L’antibiorésistance induite par l’usage généralisé des… antidépresseurs ?


Jianhua Guo est professeur au Centre australien de biotechnologie de l’eau et de l’environnement. Ses recherches portent sur l’élimination des contaminants des eaux usées et les dimensions environnementales de la résistance aux antimicrobiens. L’une de ces dimensions est la surconsommation d’antibiotiques, qui favorise la résistance à ces médicaments.

Guo s’est demandé s’il en allait de même pour d’autres types de produits pharmaceutiques. Son laboratoire a découvert qu’ils le faisaient définitivement. Des antidépresseurs spécifiques – ISRS et SNRI – favorisent la résistance à différentes classes d’antibiotiques. Cette résistance est héréditaire sur 33 générations bactériennes, même une fois l’antidépresseur retiré.

Tant de travail

Les antidépresseurs sont parmi les médicaments les plus prescrits et les plus ingérés qui soient. Ils représentent environ 5% de la part de marché pharmaceutique – à peu près la même chose que les antibiotiques – et quatre des 10 médicaments psychiatriques les plus prescrits aux États-Unis.

Pour évaluer les effets potentiels des antidépresseurs sur la résistance aux antibiotiques, le laboratoire de Guo s’est agrandi E. coli en présence de concentrations physiologiquement pertinentes de cinq antidépresseurs couramment prescrits pendant 60 jours et mesuré la croissance des bactéries sur des plaques de gélose infusées avec différents antibiotiques. Ils ont examiné des antibiotiques avec différents mécanismes d’action : certains qui fonctionnaient en inhibant la synthèse de l’ADN dans les bactéries, d’autres qui fonctionnaient en inhibant la synthèse des protéines et d’autres en inhibant la synthèse de la paroi cellulaire.

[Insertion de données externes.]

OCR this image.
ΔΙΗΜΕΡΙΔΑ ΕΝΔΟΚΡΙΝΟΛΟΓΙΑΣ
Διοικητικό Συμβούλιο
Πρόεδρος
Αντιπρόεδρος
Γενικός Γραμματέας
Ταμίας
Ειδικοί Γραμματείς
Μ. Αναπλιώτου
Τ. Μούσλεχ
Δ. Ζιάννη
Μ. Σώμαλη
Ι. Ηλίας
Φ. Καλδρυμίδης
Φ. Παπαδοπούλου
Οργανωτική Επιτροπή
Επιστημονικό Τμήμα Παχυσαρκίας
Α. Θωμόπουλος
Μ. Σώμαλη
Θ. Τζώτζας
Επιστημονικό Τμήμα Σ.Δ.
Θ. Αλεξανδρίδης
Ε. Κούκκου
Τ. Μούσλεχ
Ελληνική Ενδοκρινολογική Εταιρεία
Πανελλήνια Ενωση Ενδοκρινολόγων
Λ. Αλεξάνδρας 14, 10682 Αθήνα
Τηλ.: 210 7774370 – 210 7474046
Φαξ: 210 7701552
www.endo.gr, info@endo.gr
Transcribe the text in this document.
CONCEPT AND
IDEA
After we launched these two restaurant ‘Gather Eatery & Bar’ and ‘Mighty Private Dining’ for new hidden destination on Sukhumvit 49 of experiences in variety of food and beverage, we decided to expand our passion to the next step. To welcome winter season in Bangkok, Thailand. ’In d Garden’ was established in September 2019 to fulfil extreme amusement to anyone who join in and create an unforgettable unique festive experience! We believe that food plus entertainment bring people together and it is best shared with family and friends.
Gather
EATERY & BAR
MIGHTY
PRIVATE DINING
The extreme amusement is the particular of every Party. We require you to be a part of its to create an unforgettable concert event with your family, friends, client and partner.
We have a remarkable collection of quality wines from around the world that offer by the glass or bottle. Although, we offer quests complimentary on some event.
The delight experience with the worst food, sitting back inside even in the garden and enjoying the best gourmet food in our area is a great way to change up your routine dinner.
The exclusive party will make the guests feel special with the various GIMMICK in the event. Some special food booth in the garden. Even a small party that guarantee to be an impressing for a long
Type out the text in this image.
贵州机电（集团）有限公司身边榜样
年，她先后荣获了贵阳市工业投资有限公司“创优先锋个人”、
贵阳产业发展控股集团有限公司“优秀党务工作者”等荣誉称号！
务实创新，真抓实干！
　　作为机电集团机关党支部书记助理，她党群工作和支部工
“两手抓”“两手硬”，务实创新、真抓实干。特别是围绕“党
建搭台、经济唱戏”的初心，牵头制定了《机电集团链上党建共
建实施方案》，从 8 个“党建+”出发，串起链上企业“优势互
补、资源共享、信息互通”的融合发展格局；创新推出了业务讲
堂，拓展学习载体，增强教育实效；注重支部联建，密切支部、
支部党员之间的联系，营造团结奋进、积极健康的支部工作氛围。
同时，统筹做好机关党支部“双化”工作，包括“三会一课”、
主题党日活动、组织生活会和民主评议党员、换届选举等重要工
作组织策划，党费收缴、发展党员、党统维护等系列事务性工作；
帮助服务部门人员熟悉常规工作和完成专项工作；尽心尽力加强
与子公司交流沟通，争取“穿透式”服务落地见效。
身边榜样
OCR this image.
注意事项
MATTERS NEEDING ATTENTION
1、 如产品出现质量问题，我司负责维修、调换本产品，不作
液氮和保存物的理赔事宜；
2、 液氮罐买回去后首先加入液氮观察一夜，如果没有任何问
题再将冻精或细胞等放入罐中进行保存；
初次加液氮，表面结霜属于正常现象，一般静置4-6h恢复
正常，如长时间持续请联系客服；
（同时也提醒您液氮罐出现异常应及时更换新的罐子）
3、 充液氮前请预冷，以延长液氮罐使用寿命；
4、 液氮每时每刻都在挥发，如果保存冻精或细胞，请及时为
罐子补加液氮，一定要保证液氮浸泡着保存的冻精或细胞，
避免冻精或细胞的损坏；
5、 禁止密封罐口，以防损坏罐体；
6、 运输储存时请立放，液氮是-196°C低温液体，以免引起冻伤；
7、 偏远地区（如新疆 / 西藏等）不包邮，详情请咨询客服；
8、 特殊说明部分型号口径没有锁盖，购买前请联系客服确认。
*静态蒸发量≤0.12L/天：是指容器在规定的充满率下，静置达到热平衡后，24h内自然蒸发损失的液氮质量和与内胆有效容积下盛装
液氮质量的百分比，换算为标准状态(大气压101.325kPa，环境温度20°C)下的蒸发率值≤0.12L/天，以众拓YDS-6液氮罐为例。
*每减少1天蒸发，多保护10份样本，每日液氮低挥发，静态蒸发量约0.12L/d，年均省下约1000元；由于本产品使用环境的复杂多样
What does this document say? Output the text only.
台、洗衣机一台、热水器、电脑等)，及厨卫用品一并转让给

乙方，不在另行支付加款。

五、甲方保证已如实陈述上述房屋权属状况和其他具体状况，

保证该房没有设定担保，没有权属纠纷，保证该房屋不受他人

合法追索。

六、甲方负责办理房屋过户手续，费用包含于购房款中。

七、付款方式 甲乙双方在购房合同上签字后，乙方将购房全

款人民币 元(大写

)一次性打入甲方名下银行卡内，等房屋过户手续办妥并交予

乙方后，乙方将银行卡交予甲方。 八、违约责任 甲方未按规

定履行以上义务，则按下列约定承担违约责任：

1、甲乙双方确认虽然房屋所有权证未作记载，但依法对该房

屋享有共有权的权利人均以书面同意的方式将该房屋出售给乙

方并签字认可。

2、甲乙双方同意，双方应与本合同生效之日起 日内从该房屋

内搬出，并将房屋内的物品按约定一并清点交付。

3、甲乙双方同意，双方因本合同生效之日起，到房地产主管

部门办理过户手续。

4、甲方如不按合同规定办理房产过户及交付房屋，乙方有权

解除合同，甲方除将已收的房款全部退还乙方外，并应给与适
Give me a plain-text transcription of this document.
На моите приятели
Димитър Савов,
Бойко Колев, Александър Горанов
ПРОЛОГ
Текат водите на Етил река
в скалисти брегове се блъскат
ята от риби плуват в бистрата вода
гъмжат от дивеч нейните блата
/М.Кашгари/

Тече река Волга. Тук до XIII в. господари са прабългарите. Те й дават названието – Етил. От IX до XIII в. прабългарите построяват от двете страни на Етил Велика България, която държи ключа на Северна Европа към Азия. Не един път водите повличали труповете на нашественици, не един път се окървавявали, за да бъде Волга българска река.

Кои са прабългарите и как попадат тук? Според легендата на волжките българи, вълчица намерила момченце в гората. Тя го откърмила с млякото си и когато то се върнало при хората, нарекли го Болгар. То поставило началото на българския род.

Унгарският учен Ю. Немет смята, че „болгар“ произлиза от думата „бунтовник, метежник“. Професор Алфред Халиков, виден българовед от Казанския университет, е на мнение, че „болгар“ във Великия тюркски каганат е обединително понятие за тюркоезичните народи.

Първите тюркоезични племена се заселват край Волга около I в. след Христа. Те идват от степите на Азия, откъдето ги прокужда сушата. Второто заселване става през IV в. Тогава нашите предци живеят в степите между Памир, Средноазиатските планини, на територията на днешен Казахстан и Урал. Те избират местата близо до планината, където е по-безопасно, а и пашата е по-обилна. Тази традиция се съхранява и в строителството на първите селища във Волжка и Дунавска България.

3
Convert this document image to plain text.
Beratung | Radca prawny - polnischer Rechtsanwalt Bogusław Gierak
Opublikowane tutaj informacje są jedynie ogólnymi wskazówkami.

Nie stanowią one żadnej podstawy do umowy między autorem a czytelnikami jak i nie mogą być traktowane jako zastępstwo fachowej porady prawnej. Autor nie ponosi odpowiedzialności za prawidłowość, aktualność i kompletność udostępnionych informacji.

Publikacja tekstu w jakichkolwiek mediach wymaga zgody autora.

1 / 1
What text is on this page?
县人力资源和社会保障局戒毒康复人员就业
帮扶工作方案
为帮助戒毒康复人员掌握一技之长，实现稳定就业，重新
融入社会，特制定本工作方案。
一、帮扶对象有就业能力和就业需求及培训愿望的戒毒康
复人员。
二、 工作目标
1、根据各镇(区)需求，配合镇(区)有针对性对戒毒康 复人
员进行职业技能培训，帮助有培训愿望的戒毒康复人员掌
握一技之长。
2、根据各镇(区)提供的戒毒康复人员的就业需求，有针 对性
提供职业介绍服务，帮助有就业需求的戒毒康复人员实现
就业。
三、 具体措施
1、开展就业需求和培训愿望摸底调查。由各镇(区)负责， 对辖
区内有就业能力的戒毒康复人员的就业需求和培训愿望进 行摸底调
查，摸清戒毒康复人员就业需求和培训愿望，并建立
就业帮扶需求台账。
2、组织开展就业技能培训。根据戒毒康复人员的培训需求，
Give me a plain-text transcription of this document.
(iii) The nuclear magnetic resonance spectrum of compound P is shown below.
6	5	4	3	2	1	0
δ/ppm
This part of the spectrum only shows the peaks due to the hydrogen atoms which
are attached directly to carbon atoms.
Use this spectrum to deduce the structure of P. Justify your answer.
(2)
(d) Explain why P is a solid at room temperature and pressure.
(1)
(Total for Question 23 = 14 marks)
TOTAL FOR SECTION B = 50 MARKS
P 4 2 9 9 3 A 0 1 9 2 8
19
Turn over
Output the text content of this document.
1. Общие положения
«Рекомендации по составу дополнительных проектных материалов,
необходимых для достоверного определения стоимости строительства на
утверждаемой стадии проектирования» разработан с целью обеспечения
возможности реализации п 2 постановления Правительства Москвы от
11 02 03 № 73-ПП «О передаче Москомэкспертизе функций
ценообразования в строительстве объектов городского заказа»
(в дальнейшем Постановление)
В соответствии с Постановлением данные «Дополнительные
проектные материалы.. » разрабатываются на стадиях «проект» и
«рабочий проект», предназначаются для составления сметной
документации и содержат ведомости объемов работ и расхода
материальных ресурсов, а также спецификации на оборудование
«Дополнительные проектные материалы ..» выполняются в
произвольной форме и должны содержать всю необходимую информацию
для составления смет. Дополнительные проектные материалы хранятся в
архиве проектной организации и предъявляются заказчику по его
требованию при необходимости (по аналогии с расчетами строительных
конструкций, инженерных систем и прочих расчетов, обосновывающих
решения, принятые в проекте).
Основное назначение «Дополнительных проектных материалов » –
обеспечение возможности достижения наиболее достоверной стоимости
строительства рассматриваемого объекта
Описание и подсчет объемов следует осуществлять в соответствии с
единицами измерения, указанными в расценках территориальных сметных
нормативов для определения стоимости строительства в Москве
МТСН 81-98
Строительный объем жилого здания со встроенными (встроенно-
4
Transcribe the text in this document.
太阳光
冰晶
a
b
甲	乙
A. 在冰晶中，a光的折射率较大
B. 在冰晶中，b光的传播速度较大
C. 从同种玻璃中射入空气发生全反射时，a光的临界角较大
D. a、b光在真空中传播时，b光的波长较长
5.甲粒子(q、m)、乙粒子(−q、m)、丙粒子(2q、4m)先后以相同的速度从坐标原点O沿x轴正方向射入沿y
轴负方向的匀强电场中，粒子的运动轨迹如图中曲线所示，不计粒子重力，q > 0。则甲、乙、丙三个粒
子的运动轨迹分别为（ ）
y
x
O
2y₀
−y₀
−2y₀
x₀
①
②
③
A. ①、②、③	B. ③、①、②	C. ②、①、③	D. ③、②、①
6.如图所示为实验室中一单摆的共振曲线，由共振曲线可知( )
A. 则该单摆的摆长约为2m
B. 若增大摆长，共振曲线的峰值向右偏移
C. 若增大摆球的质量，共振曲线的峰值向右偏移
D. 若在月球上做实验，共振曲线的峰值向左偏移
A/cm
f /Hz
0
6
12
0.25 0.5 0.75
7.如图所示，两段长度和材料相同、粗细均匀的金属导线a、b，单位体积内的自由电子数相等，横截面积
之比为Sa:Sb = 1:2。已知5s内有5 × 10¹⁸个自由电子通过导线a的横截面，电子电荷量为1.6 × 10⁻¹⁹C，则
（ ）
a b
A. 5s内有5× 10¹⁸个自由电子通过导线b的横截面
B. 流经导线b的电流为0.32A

Ils ont découvert que les antidépresseurs qu’ils ont testés induisaient une résistance à plusieurs antibiotiques, en une journée.

Ce groupe a fait une tonne d’expériences pour essayer de déterminer comment cela se produisait, en commençant par séquencer l’ADN, l’ARNm et les protéines des bactéries résistantes aux antibiotiques. Ils ont constaté que les antidépresseurs incitaient les bactéries à produire des espèces réactives de l’oxygène, qui peuvent endommager les composants cellulaires. Cela semblait être essentiel pour l’évolution de la résistance aux antibiotiques, car la résistance ne se produisait pas lorsque les cellules étaient cultivées sans oxygène. Les médicaments ont également amené les bactéries à exprimer davantage de protéines de pompe à efflux qui détournent les antibiotiques de la cellule. Les mutations génétiques dans les chromosomes bactériens qui favorisaient la multirésistance aux médicaments étaient également plus fréquentes.

Les scientifiques ont ensuite examiné des images de microscopie accélérée de l’ADN se déplaçant entre les cellules bactériennes, un processus qui peut permettre la propagation rapide des gènes de résistance. Devine quoi? Le SSRI l’a accéléré et a augmenté son apparition, permettant aux bactéries résistantes de propager la résistance horizontalement à leurs pairs (en plus de verticalement à leur progéniture).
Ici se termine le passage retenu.